To paraphrase Owen Wilson, what D&G’s idea of desiring-production presupposes is, “what if it didn’t?” In place of the desire of a given subject in a given world is the drive (what D&G call “machine”) of desiring-production. This drive produces the subject that does the desiring (the firm), as well as the world that the subject is in (the interest rate, profitablility, everything else downstream of the investment decision). In our terms, there aren’t already objects in the world that are capital goods, instead, investment is the name for the force that creates firms, capital goods, and savings simultaneously. Desiring-production – like investment – is free to roam and has no reality principle to clamp down on it, since the objects that it generates make up the reality that would – in the Freudian scheme – intrude. Anything is possible, on a long enough timeline.
Where this becomes useful for thinking about the economy is when we realize that no amount of tinkering with interest rates is equivalent to the decision to invest. Investment isn’t a constant desire in all firms in the economy only blocked by the level of the interest rate. Instead, it is the very thing that generates both firms and the interest rate itself.
It’s worth noting that Anti-Oedipus was written at the tail end of the trente glorieuses, an era when the French government stepped in to drive investment if the private sector wasn’t doing it. Desiring-production suffused the economy, simply because the government sought to insure adequate investment. Some readers of D&G have worried that their force of desiring-production – a pre-personal, pre-psychological machine for producing desire and subjects alike – meant that capitalism could never be superseded. Accelerationists believed it meant that capitalism itself was a pre-personal, apsychological force that it was both impossible and illegitimate to fight against, as it constructed the very subjects who claimed to fight it. Really, it’s just a good way of extending the idea of Keynes’ animal spirits, and the long-run hysteresis and path dependence engendered by the production and financing of capital goods.

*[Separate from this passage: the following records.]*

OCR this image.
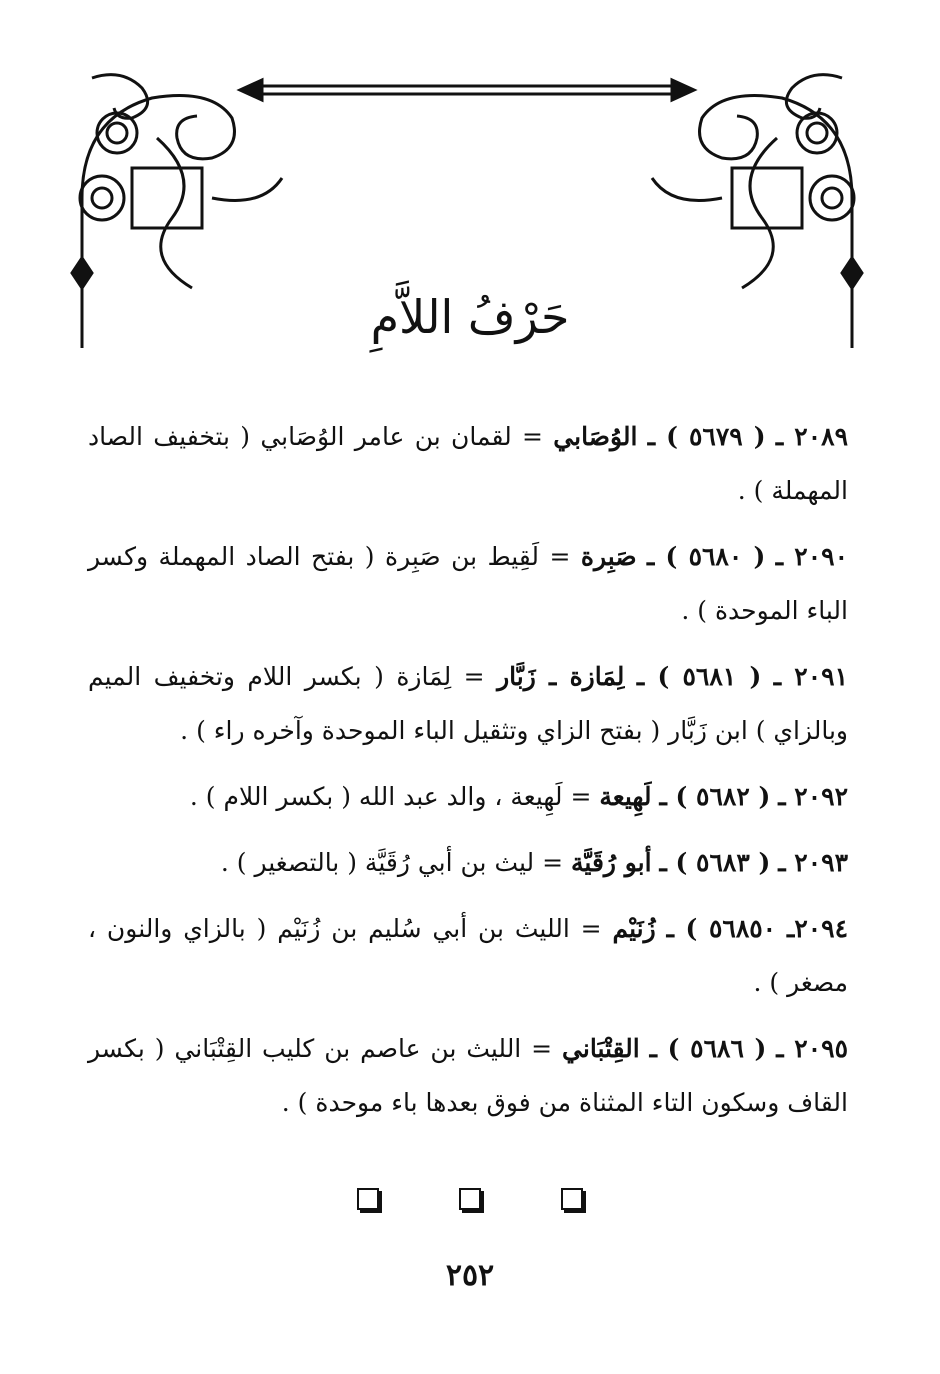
حَرْفُ اللاَّمِ
٢٠٨٩ ـ ( ٥٦٧٩ ) ـ الوُصَابي = لقمان بن عامر الوُصَابي ( بتخفيف الصاد المهملة ) .
٢٠٩٠ ـ ( ٥٦٨٠ ) ـ صَبِرة = لَقِيط بن صَبِرة ( بفتح الصاد المهملة وكسر الباء الموحدة ) .
٢٠٩١ ـ ( ٥٦٨١ ) ـ لِمَازة ـ زَبَّار = لِمَازة ( بكسر اللام وتخفيف الميم وبالزاي ) ابن زَبَّار ( بفتح الزاي وتثقيل الباء الموحدة وآخره راء ) .
٢٠٩٢ ـ ( ٥٦٨٢ ) ـ لَهِيعة = لَهِيعة ، والد عبد الله ( بكسر اللام ) .
٢٠٩٣ ـ ( ٥٦٨٣ ) ـ أبو رُقَيَّة = ليث بن أبي رُقَيَّة ( بالتصغير ) .
٢٠٩٤ـ ٥٦٨٥٠ ) ـ زُنَيْم = الليث بن أبي سُليم بن زُنَيْم ( بالزاي والنون ، مصغر ) .
٢٠٩٥ ـ ( ٥٦٨٦ ) ـ القِتْبَاني = الليث بن عاصم بن كليب القِتْبَاني ( بكسر القاف وسكون التاء المثناة من فوق بعدها باء موحدة ) .
٢٥٢
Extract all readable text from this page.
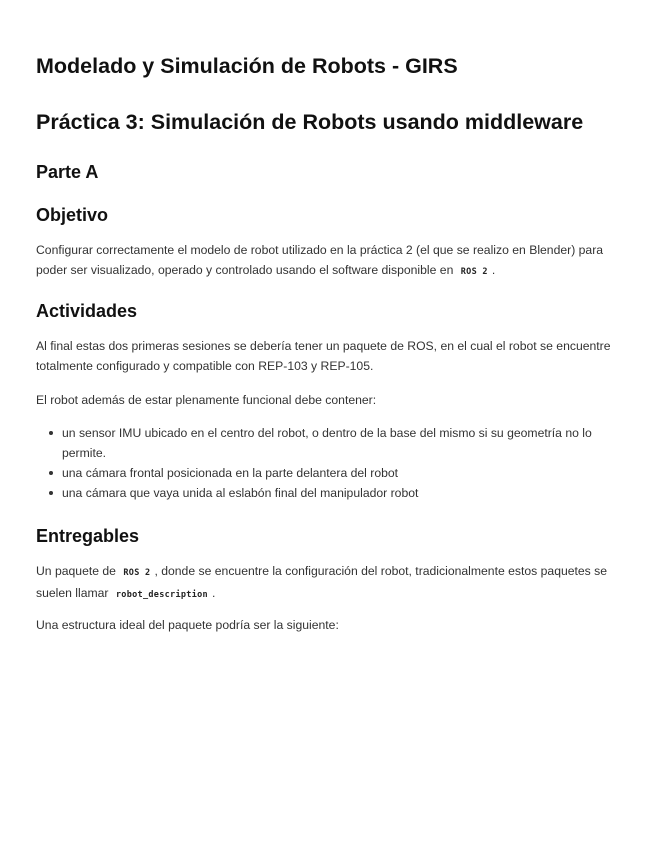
Modelado y Simulación de Robots - GIRS
Práctica 3: Simulación de Robots usando middleware
Parte A
Objetivo

Configurar correctamente el modelo de robot utilizado en la práctica 2 (el que se realizo en Blender) para poder ser visualizado, operado y controlado usando el software disponible en ROS 2 .

Actividades

Al final estas dos primeras sesiones se debería tener un paquete de ROS, en el cual el robot se encuentre totalmente configurado y compatible con REP-103 y REP-105.

El robot además de estar plenamente funcional debe contener:

un sensor IMU ubicado en el centro del robot, o dentro de la base del mismo si su geometría no lo permite.
una cámara frontal posicionada en la parte delantera del robot
una cámara que vaya unida al eslabón final del manipulador robot
Entregables

Un paquete de ROS 2 , donde se encuentre la configuración del robot, tradicionalmente estos paquetes se suelen llamar robot_description .

Una estructura ideal del paquete podría ser la siguiente:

This is ultimately kind of boring, so nobody really wants to argue for it as a reading, it’s much more fun to have desiring-production as an inhuman force that generates both capitalism and goofy sci-fi stories. Or Roko’s Basilisk! Anyway, the way to higher investment is not to attempt to remove a repressive reality by dropping the interest rate, but to produce new realities by having the only politically responsible actor – the government – invest directly.